Saturday, March 1, 2008

Does it Take Urban Patrons to Elevate the Rural Arts?

In the introduction to their book, Knowing Your Place: Rural Identity and Cultural Hierarchy (1997), Barbara Ching and Gerald Creed argue that it does. They give the example, from Alice Walker's "Everyday Use" of a "rural black woman's refusal to allow her status-seeking daughter to turn the family's butter churn into a decoration of her urban apartment. Conversely, when rural people attempt to aestheticize elements of everyday life and labor for themselves -- such as using a tractor tire as a flower bed in the front yard--they unwittingly provide further evidence of their laughable lack of taste." (p. 22). This claiming of rural art and artifacts by the urban or suburban, Ching and Creed maintain, confers cultural value beyond that which the rural resident, who actually create or use products such as the churn, ever could.

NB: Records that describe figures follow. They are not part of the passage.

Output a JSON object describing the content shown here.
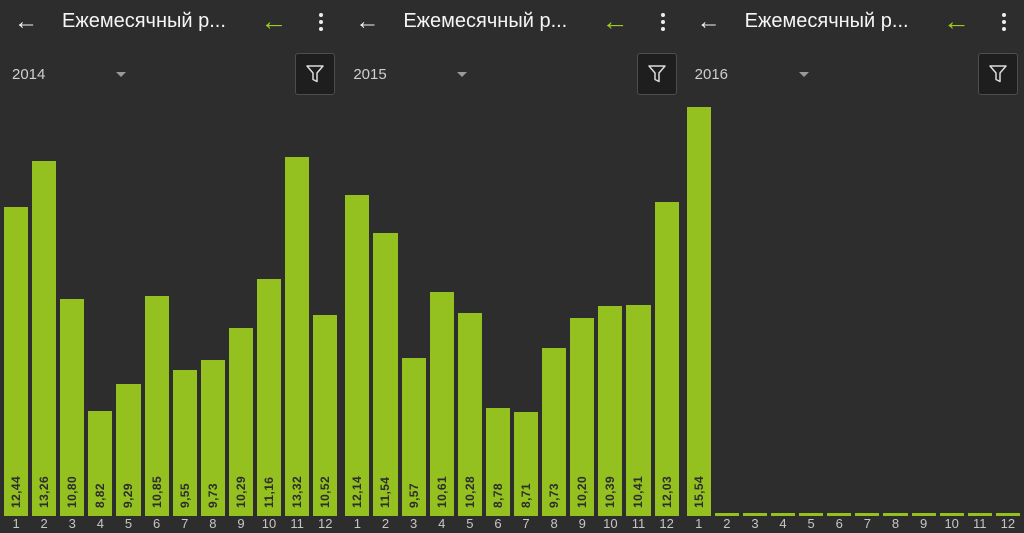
{
  "colors": {
    "background": "#2d2d2d",
    "bar_green": "#94c11f",
    "accent_green": "#9bcb1b",
    "text_light": "#f5f5f5",
    "text_dim": "#c6c6c6"
  },
  "icons": {
    "back_arrow": "←",
    "accent_back_arrow": "←",
    "overflow_menu": "three-dot-vertical",
    "year_dropdown_caret": "chevron-down",
    "filter": "funnel-outline"
  },
  "panels": [
    {
      "title": "Ежемесячный р...",
      "year": "2014"
    },
    {
      "title": "Ежемесячный р...",
      "year": "2015"
    },
    {
      "title": "Ежемесячный р...",
      "year": "2016"
    }
  ],
  "chart_data": [
    {
      "type": "bar",
      "title": "2014",
      "categories": [
        "1",
        "2",
        "3",
        "4",
        "5",
        "6",
        "7",
        "8",
        "9",
        "10",
        "11",
        "12"
      ],
      "values": [
        12.44,
        13.26,
        10.8,
        8.82,
        9.29,
        10.85,
        9.55,
        9.73,
        10.29,
        11.16,
        13.32,
        10.52
      ],
      "value_labels": [
        "12,44",
        "13,26",
        "10,80",
        "8,82",
        "9,29",
        "10,85",
        "9,55",
        "9,73",
        "10,29",
        "11,16",
        "13,32",
        "10,52"
      ],
      "xlabel": "",
      "ylabel": "",
      "ylim": [
        6.95,
        14.25
      ],
      "grid": false,
      "legend": "none"
    },
    {
      "type": "bar",
      "title": "2015",
      "categories": [
        "1",
        "2",
        "3",
        "4",
        "5",
        "6",
        "7",
        "8",
        "9",
        "10",
        "11",
        "12"
      ],
      "values": [
        12.14,
        11.54,
        9.57,
        10.61,
        10.28,
        8.78,
        8.71,
        9.73,
        10.2,
        10.39,
        10.41,
        12.03
      ],
      "value_labels": [
        "12,14",
        "11,54",
        "9,57",
        "10,61",
        "10,28",
        "8,78",
        "8,71",
        "9,73",
        "10,20",
        "10,39",
        "10,41",
        "12,03"
      ],
      "xlabel": "",
      "ylabel": "",
      "ylim": [
        7.07,
        13.56
      ],
      "grid": false,
      "legend": "none"
    },
    {
      "type": "bar",
      "title": "2016",
      "categories": [
        "1",
        "2",
        "3",
        "4",
        "5",
        "6",
        "7",
        "8",
        "9",
        "10",
        "11",
        "12"
      ],
      "values": [
        15.54,
        0,
        0,
        0,
        0,
        0,
        0,
        0,
        0,
        0,
        0,
        0
      ],
      "value_labels": [
        "15,54",
        "",
        "",
        "",
        "",
        "",
        "",
        "",
        "",
        "",
        "",
        ""
      ],
      "xlabel": "",
      "ylabel": "",
      "ylim": [
        0,
        15.6
      ],
      "grid": false,
      "legend": "none"
    }
  ]
}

Here's another example, this one from yesterday's New York Times: "The Sound is Rural, the Setting Urban." (It was a top-10 emailed story, no less, for about 12 hours). It reports on the "roots music scene" in New York City, highlighting the current popularity of bluegrass and "country-rock" there. Journalist Nate Chinen also notes the recent successes of "Raising Sand," the collaboration between Alison Krauss and Robert Plant, and Norah Jones's "Come Away with Me." A related story, with listings, is headlined, "The Week in Twang, Day by Day."

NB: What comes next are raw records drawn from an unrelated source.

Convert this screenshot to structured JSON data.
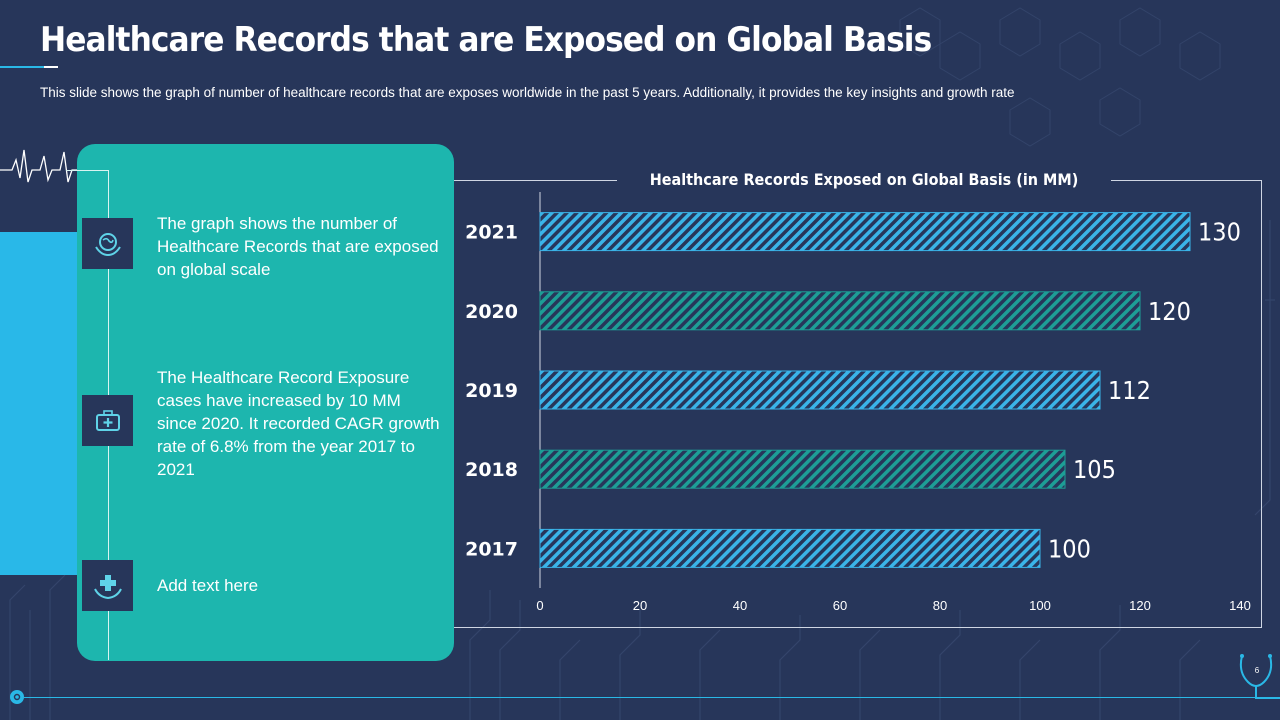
{
  "header": {
    "title": "Healthcare Records that are Exposed on Global Basis",
    "subtitle": "This slide shows the graph of number of healthcare records that are exposes worldwide in the past 5 years. Additionally,  it provides the key insights and growth rate"
  },
  "panel": {
    "items": [
      {
        "icon": "globe-hands-icon",
        "text": "The graph shows the number of Healthcare Records that are exposed on global scale"
      },
      {
        "icon": "medical-kit-icon",
        "text": "The Healthcare Record Exposure cases have increased by 10 MM since 2020. It recorded CAGR growth rate of 6.8% from the year 2017 to 2021"
      },
      {
        "icon": "hands-cross-icon",
        "text": "Add text here"
      }
    ]
  },
  "footer": {
    "page_number": "6"
  },
  "colors": {
    "background": "#27365a",
    "teal": "#1db6ae",
    "cyan": "#29b8e8",
    "bar_blue": "#3ab4e8",
    "bar_teal": "#1d9e96"
  },
  "chart_data": {
    "type": "bar",
    "orientation": "horizontal",
    "title": "Healthcare Records Exposed on Global Basis (in MM)",
    "categories": [
      "2021",
      "2020",
      "2019",
      "2018",
      "2017"
    ],
    "values": [
      130,
      120,
      112,
      105,
      100
    ],
    "xlim": [
      0,
      140
    ],
    "xticks": [
      0,
      20,
      40,
      60,
      80,
      100,
      120,
      140
    ],
    "xlabel": "",
    "ylabel": "",
    "grid": false,
    "legend": "none"
  }
}
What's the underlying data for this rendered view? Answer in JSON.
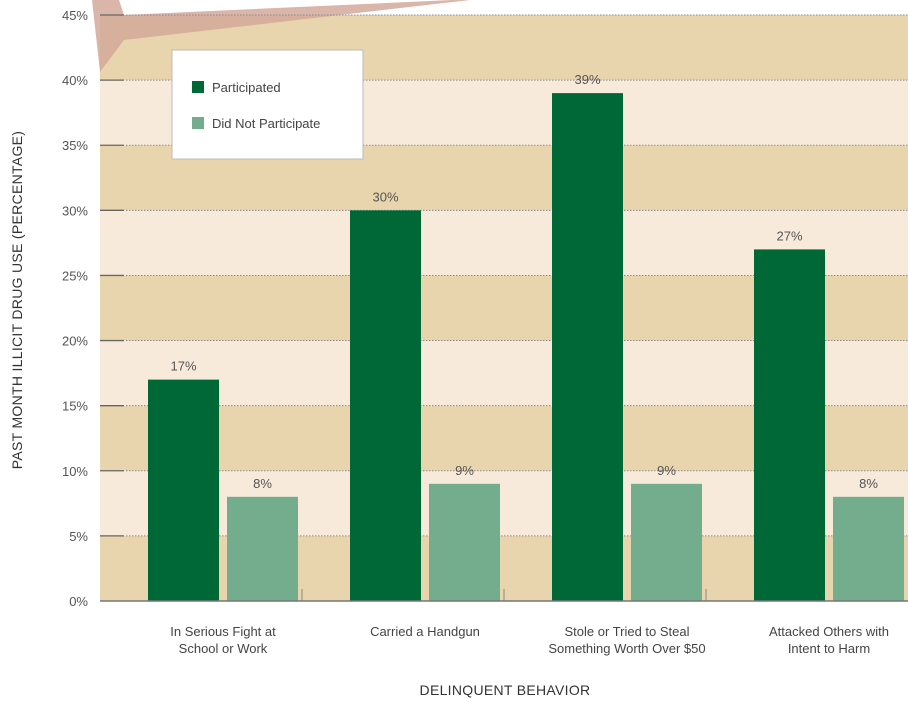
{
  "chart_data": {
    "type": "bar",
    "xlabel": "DELINQUENT BEHAVIOR",
    "ylabel": "PAST MONTH ILLICIT DRUG USE (PERCENTAGE)",
    "ylim": [
      0,
      45
    ],
    "yticks": [
      "0%",
      "5%",
      "10%",
      "15%",
      "20%",
      "25%",
      "30%",
      "35%",
      "40%",
      "45%"
    ],
    "categories": [
      [
        "In Serious Fight at",
        "School or Work"
      ],
      [
        "Carried a Handgun"
      ],
      [
        "Stole or Tried to Steal",
        "Something Worth Over $50"
      ],
      [
        "Attacked Others with",
        "Intent to Harm"
      ]
    ],
    "series": [
      {
        "name": "Participated",
        "color": "#006837",
        "values": [
          17,
          30,
          39,
          27
        ],
        "labels": [
          "17%",
          "30%",
          "39%",
          "27%"
        ]
      },
      {
        "name": "Did Not Participate",
        "color": "#74ad8e",
        "values": [
          8,
          9,
          9,
          8
        ],
        "labels": [
          "8%",
          "9%",
          "9%",
          "8%"
        ]
      }
    ],
    "legend_position": "top-left",
    "grid": true,
    "colors": {
      "band_dark": "#e8d4ad",
      "band_light": "#f8eadb",
      "gridline": "#8a8a8a",
      "arrow": "#d3a89a"
    }
  }
}
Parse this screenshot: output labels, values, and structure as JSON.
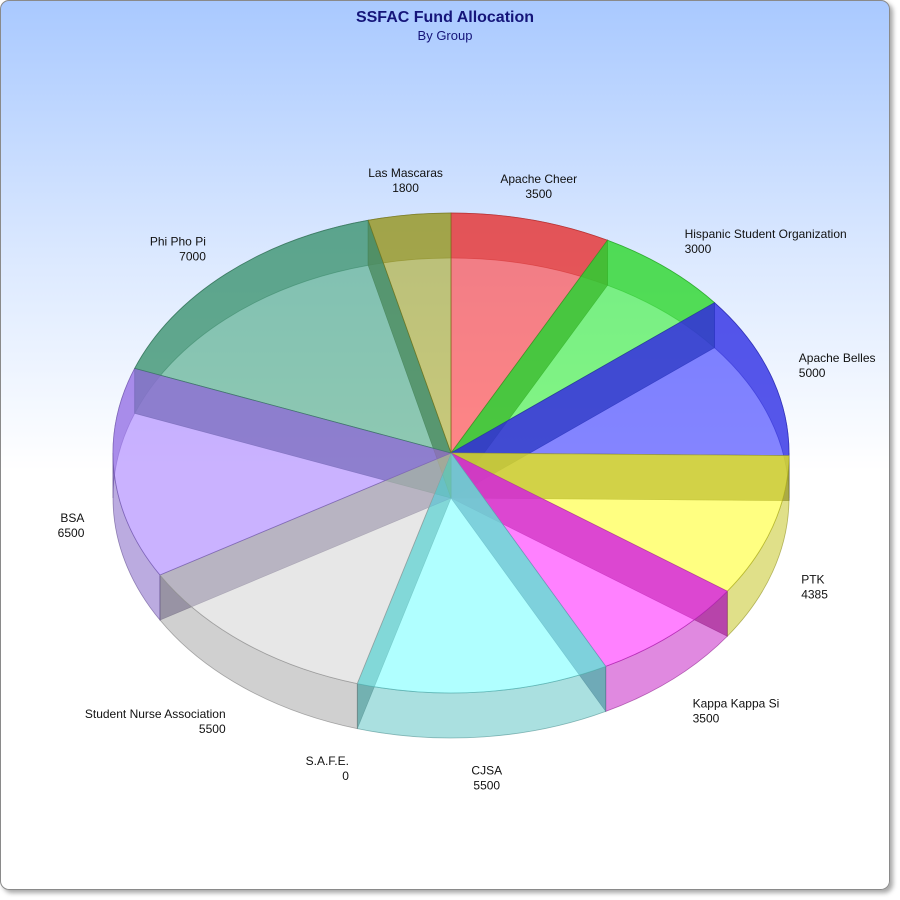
{
  "chart_data": {
    "type": "pie",
    "title": "SSFAC Fund Allocation",
    "subtitle": "By Group",
    "slices": [
      {
        "label": "Apache Cheer",
        "value": 3500,
        "value_text": "3500",
        "color": "#ff3c3c"
      },
      {
        "label": "Hispanic Student Organization",
        "value": 3000,
        "value_text": "3000",
        "color": "#39f039"
      },
      {
        "label": "Apache Belles",
        "value": 5000,
        "value_text": "5000",
        "color": "#3a3aff"
      },
      {
        "label": "PTK",
        "value": 4385,
        "value_text": "4385",
        "color": "#ffff33"
      },
      {
        "label": "Kappa Kappa Si",
        "value": 3500,
        "value_text": "3500",
        "color": "#ff33ff"
      },
      {
        "label": "CJSA",
        "value": 5500,
        "value_text": "5500",
        "color": "#80ffff"
      },
      {
        "label": "S.A.F.E.",
        "value": 0,
        "value_text": "0",
        "color": "#80c080"
      },
      {
        "label": "Student Nurse Association",
        "value": 5500,
        "value_text": "5500",
        "color": "#d9d9d9"
      },
      {
        "label": "BSA",
        "value": 6500,
        "value_text": "6500",
        "color": "#a983ff"
      },
      {
        "label": "Phi Pho Pi",
        "value": 7000,
        "value_text": "7000",
        "color": "#4aa882"
      },
      {
        "label": "Las Mascaras",
        "value": 1800,
        "value_text": "1800",
        "color": "#a8a828"
      }
    ],
    "style": "3d-transparent",
    "legend": "none"
  }
}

I've long appreciated these music genres, perhaps in part because of my rural roots. In many circles, though, I've felt the need to closet these tastes. Now, it seems, New Yorkers are helping me do with regard to musical taste what I've been working at in one way or another most of my adult life. To use a Southern expression, they're helping me "clean up well." How nice that they're doing it without requiring that I change my ways.